Я уж и не помышляю сделаться великим писателем, я мечтаю стать великим революционером. Который не только видит, постигает, но и перестраивает мир. А чуть раньше, в первые месяцы войны, я — сущий ура-патриот, и лишь благоразумие моей овдовевшей к тому времени матери помешало мне уйти в солдаты. А теперь мне уже мало того, что я не солдат. Я должен быть пораженцем! И хлеб мой останется безвкусным, пока его не будет в достатке у каждого.
Минуло еще двадцать лет; за это время мне довелось нередко писать о хлебе — о том, как трудно он достается, о перебоях в хлебной торговле — и о хлебе насущном. Я писал о выращивании зерна, о ножницах в ценах на промышленные изделия и сельскохозяйственную продукцию, о кризисах — когда в одном месте хлеба нет, в другом же его излишек, и оттого — безработица и голод. Писал о хлебе, который алчные до прибылей капиталисты обливают керосином, и о кофе, который выбрасывают в море.
Писал я немало и, вероятно, вполне прилично, ибо писал по убеждению и без вранья. Искренне негодуя. Но при этом вовсе не думая о хлебе как о некоей вещественной субстанции, даже когда у меня самого были «перебои с хлебом», — а они-таки бывали. Когда я жил в мире отвлеченных понятий…
Перевод В. Ельцова-Васильева.
С незапамятных времен до наших дней и, наверно, еще долго-долго символом и девизом мира будет голубь с оливковой ветвью в клюве. Я хочу рассказать один небольшой эпизод, ничего не домысливая и не прибавляя от себя. Я видел это своими глазами — и не так уж давно по сравнению с моей долгой жизнью, но за последнее время этот случай чуть ли не сотни раз приходил мне на память.
Был полдень, на дворе ни души. Безветрие и тишина, воздух, прогретый солнцем. Я отдыхал, прислонившись спиной к теневой стене амбара, безмятежно и чутко.

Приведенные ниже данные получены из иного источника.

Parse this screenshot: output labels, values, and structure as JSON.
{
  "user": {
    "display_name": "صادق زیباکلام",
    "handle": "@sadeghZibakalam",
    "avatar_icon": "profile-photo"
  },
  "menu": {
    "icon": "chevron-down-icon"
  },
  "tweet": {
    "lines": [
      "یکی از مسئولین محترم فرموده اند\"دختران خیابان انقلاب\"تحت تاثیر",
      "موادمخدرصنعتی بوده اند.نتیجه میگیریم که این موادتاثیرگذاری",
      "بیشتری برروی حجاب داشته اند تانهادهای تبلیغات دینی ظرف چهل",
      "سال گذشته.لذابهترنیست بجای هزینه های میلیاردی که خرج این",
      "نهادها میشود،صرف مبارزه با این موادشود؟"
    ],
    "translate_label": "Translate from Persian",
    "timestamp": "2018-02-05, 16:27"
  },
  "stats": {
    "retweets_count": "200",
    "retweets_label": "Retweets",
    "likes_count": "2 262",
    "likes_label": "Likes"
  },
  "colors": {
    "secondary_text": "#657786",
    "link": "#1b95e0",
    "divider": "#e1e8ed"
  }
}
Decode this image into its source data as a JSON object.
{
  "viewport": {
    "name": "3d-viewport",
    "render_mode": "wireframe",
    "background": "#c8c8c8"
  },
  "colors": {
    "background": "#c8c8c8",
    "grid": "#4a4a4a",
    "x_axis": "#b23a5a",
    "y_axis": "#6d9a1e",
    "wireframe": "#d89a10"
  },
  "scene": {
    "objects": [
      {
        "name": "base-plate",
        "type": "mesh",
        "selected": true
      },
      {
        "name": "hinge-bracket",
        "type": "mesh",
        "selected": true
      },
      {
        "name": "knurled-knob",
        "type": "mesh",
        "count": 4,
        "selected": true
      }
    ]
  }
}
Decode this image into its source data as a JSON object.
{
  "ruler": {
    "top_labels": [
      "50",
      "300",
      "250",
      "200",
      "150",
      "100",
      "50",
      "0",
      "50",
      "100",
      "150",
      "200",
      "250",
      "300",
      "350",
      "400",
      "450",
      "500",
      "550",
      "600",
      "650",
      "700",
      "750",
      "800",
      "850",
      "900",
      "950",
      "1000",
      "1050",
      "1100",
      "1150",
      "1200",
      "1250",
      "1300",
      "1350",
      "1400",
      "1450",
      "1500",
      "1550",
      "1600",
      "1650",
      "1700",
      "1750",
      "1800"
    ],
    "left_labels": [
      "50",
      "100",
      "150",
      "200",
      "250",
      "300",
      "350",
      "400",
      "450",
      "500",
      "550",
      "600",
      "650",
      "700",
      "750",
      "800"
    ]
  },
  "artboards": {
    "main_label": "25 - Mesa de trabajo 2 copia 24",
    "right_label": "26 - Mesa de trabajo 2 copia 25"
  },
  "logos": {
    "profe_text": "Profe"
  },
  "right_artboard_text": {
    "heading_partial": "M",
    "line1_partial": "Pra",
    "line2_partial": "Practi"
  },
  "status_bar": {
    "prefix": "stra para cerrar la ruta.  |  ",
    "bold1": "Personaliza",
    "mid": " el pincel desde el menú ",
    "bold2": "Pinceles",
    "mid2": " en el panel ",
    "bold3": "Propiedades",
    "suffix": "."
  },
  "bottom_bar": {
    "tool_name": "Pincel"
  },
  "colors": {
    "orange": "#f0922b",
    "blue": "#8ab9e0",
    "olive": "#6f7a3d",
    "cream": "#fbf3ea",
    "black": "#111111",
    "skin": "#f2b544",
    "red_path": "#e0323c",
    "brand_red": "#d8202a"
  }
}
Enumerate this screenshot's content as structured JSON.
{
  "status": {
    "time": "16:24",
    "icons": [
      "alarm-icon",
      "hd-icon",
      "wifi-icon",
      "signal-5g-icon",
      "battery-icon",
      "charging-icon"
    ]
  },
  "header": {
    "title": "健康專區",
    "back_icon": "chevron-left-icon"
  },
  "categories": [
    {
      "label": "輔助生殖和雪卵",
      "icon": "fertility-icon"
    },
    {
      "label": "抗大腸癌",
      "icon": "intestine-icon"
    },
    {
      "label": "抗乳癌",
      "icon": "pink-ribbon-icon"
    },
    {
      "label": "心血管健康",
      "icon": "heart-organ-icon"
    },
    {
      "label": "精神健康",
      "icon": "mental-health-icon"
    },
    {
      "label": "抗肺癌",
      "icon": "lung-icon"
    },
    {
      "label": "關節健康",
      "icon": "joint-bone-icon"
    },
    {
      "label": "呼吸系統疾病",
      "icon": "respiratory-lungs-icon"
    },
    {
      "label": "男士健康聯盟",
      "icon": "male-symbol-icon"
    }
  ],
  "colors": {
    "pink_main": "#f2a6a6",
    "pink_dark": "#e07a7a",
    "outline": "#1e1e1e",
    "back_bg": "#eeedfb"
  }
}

У меня не осталось ни забот, ни тревог, или все они отошли от меня далеко. Из огороженного птичьего двора доносился писк сотен цыплят, и этот писк тоже был частью тишины.
Вдруг мгновенно и неожиданно, часто взмахивая крыльями, из-под амбарного навеса в воздух вскинулись голуби, иные так близко от меня, что кончиками крыльев задевали мое лицо. Целая стая поднялась от голубятни, и еще больше — с крыши конюшни; никогда я не думал, что здесь такая уйма голубей. Никто не смог бы их сосчитать, и все они кружили поблизости.
Не человек их вспугнул и не зверь, и выстрела я не слышал. От выстрела голуби разлетелись бы в разные стороны, унеслись в спасительную даль, и лишь там, в безопасности, успокоились бы их испуганно бьющиеся сердечки. Но голуби не улетали, они продолжали кружить над обнесенным колючей проволокой прямоугольником двора, где по-прежнему пищали, голосили, дрались цыплята.
Шурша крыльями, круг за кругом описывали голуби, словно воздушный вихрь швырял, увлекал их с собой, вертел, а между тем они сами создавали этот вихрь. Вверх, вниз, то опускаясь чуть ли не до самой ограды, то взмывая над крышами, перепутанными параболами пересекая орбиты друг друга, сплошной тучей.
Я, наверно, с минуту наблюдал за этим мятущимся и в то же время подчиненным какой-то закономерности смерчем: в иных случаях и минута — немалое время. И лишь взглянув выше, понял, почему всполошились голуби.
Вверху, в безоблачной полуденной выси, прямо над птичьим двором, распластав крылья, с устрашающей медлительностью кружил ястреб. Вот-вот он сложит крылья и когтистым, клювастым, тяжелым камнем обрушится на облюбованную добычу. Но между ним и добычей — голуби, их скопище сбивает прицел его зорких глаз.